The 27th Amendment states simply: “No law, varying the compensation for the services of the Senators and Representatives, shall take effect, until an election of Representatives shall have intervened.” The lawmakers were arguing that Pelosi had no authority to essentially change their compensation through the imposition of fines, but Walton disagreed.

Newsweek noted:

Massie, Greene and Norman had attended a vote in the House without wearing masks in May 2021, violating a policy that had been put in place during the COVID-19 pandemic. They were each fined $500.

They sued Pelosi, who is a Democrat, in July 2021. They also sued the sergeant-at-arms and chief administrative officer of the House.

The Republican lawmakers argued that they wanted to “protest against the double standard being enforced” and express “the well-founded beliefs” that mask-wearing was not based on scientific proof and that wearing masks was “not necessary for the vaccinated or naturally immune.”

They also argued that imposing those fines on them was prohibited by the 27th Amendment. However, Judge Walton rejected their arguments on Wednesday.

Walton noted in his ruling that the lawmakers’ compensation “is not varied by the deduction of disciplinary fines from the plaintiffs’ paychecks” in a lengthy dissertation in which he described the meaning of “compensation” for members of Congress.

He went on to write that “the deduction of fines from the plaintiffs’ paychecks pursuant to House Resolution 38 does not violate the Twenty-Seventh Amendment, and, therefore, the Twenty-Seventh Amendment does not limit the House’s authority to adopt the mask policy or House Resolution 38.”

House Resolution 38, Newsweek explained, was passed to enforce Pelosi’s mask mandate.

In addition, the judge rejected the GOP lawmakers’ arguments that the policy was a violation of their First Amendment free speech rights by punishing them for “contrary viewpoint-based symbolic speech.”

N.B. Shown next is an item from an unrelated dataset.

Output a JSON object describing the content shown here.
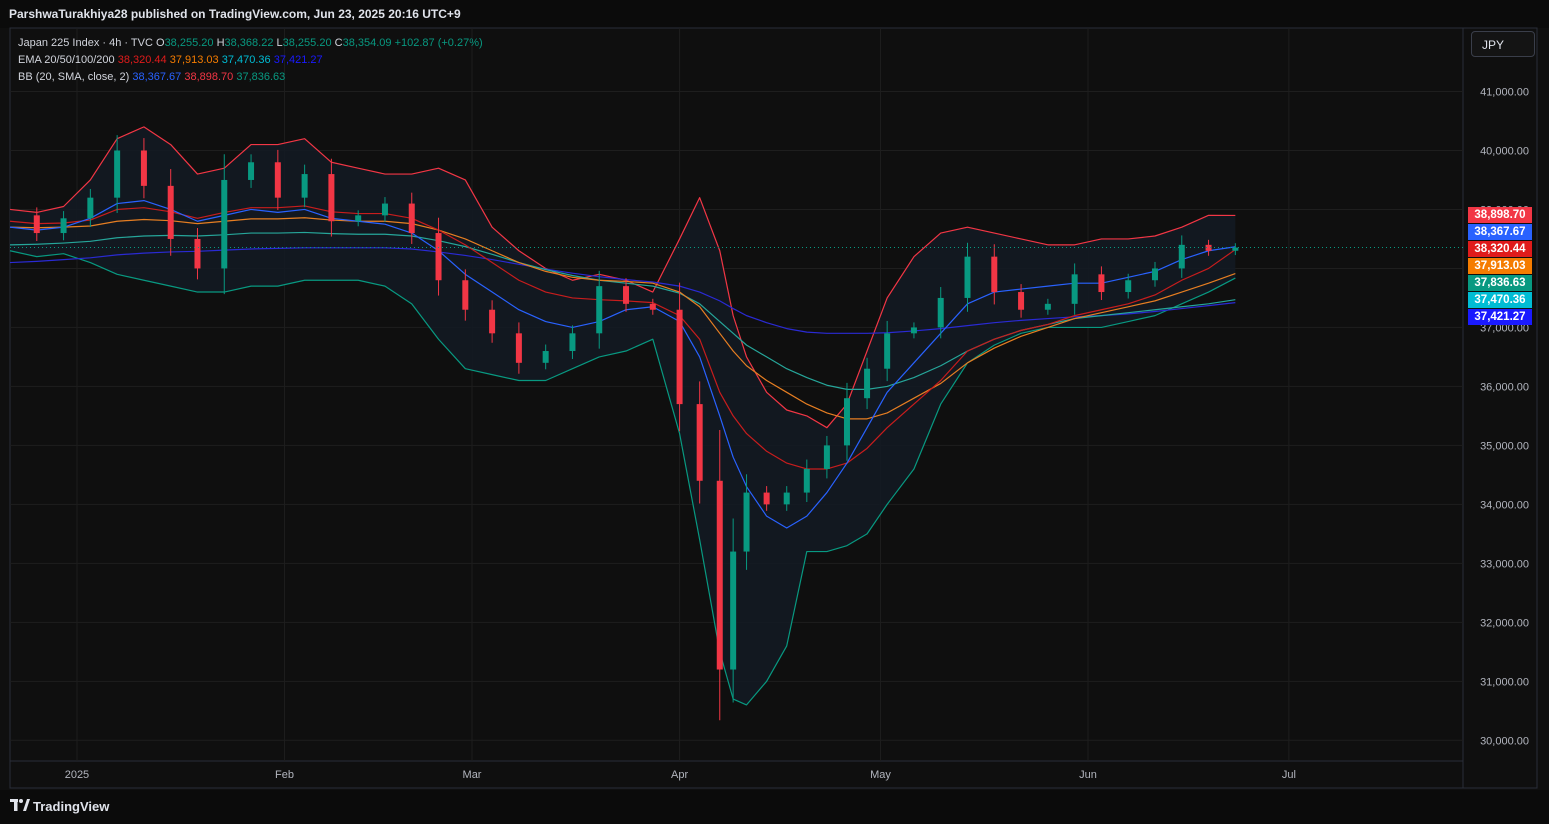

He did, however, accept the defendants’ argument that the mask policy and House Resolution 38 were “unrelated to the suppression of expression.”

In reference to the lawmakers’ claims that “recent scientific findings that the use of face coverings has no appreciable effect on slowing or halting the spread of COVID-19,” Walton, a George W. Bush appointee, wrote that “the consensus within the scientific community is clear that masks – and, in particular, well-fitting, protective masks – are effective in slowing the spread of the COVID-19 virus.”

Massie pushed back in a statement to Newsweek on Thursday: “The judge came to the tortured conclusion that collecting mask fines by direct reduction of members’ salaries did not constitute reductions in salary, which is otherwise prohibited by the Constitution.”

He then indicted that the trio planned to appeal the ruling.

“We are glad to have a ruling that gets us one step closer to the Supreme Court, where we believe a plain reading of the Constitution will clearly show Speaker Pelosi has violated the Constitution,” Massie said.

As for Greene, a late December survey found that she is “cruising to re-election” with an enormous lead ahead of the GOP primary.